Does anybody else out there have anti-choke techniques (or just passing tips in general) they'd like to share?


6 comments:

Kate said...

Anti-choke technique: Don't talk crap to the other team, even in jest. It'll screw you up every time!!!! :)

Stephanie said...

Totally agree with Kate :-) Also keep in mind your dogs might be super amped too (like if they have been crated in a van for 24+ hours traveling to a big event). Maybe start the weekend by backing up a few feet from where you would normally be to see what kind of pass you get. It is easier and safer to move up to correct a late pass than it is to move back to fix an early pass. Not to mention at a big event it can be good to get a clean race under your belt first thing, and tighten up from there.

Anonymous said...

I think you hit the biggies: have a routine that puts you "in the zone", pay attention to what the dogs are doing, and never back off.
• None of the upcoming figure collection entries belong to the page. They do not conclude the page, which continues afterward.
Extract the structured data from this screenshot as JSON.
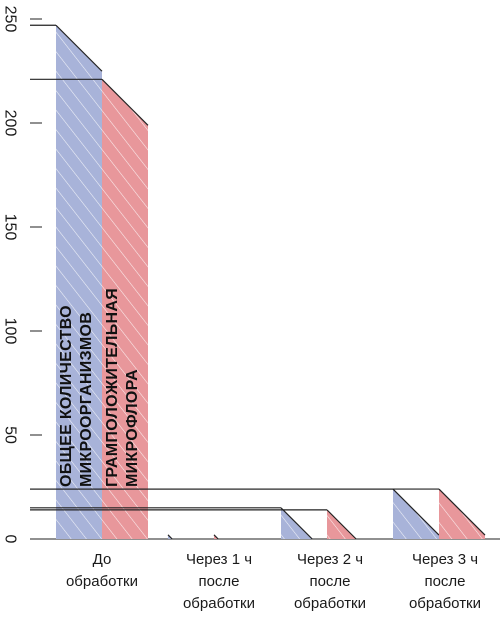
{
  "chart_data": {
    "type": "bar",
    "title": "",
    "xlabel": "",
    "ylabel": "",
    "ylim": [
      0,
      250
    ],
    "yticks": [
      0,
      50,
      100,
      150,
      200,
      250
    ],
    "grid": false,
    "legend": "none",
    "categories": [
      [
        "До",
        "обработки"
      ],
      [
        "Через 1 ч",
        "после",
        "обработки"
      ],
      [
        "Через 2 ч",
        "после",
        "обработки"
      ],
      [
        "Через 3 ч",
        "после",
        "обработки"
      ]
    ],
    "series": [
      {
        "color": "#a8b3d9",
        "label_lines": [
          "ОБЩЕЕ КОЛИЧЕСТВО",
          "МИКРООРГАНИЗМОВ"
        ],
        "values": [
          247,
          2,
          15,
          24
        ]
      },
      {
        "color": "#e8979b",
        "label_lines": [
          "ГРАМПОЛОЖИТЕЛЬНАЯ",
          "МИКРОФЛОРА"
        ],
        "values": [
          221,
          2,
          14,
          24
        ]
      }
    ]
  }
}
When you back off you lose focus, and you mess up after breaking out, racing a bye, or a pickup team, slower team, etc. And that's worse!

eli

Anonymous said...

Pay very close attention not only to how your dog runs, but how the dog you are passing runs. That means watching split times so you get a feel for whether or not the dogs slow down or speed up in later heats. Watch how the dog you're passing runs to the box and back from the box so you can judge if he/she's running faster or more slowly on any individual heat, and adjust your pass if necessary.

Dede
Happily Evfur After

Kristie Pope said...

I always joke with Cindy, who loves to hang on to her dog for another second after she says "go", which is most definitely a form of the "choke". Outside of the lanes I tell her "go" and open my hands simultaneously, and we practice together. Sometimes I catch myself dragging my hand down my dog's sides when I think, "crap, that's going to be early" and then the pass caller gives me 10 fingers or the ever humiliating "I can't stretch my arms any farther apart" signal.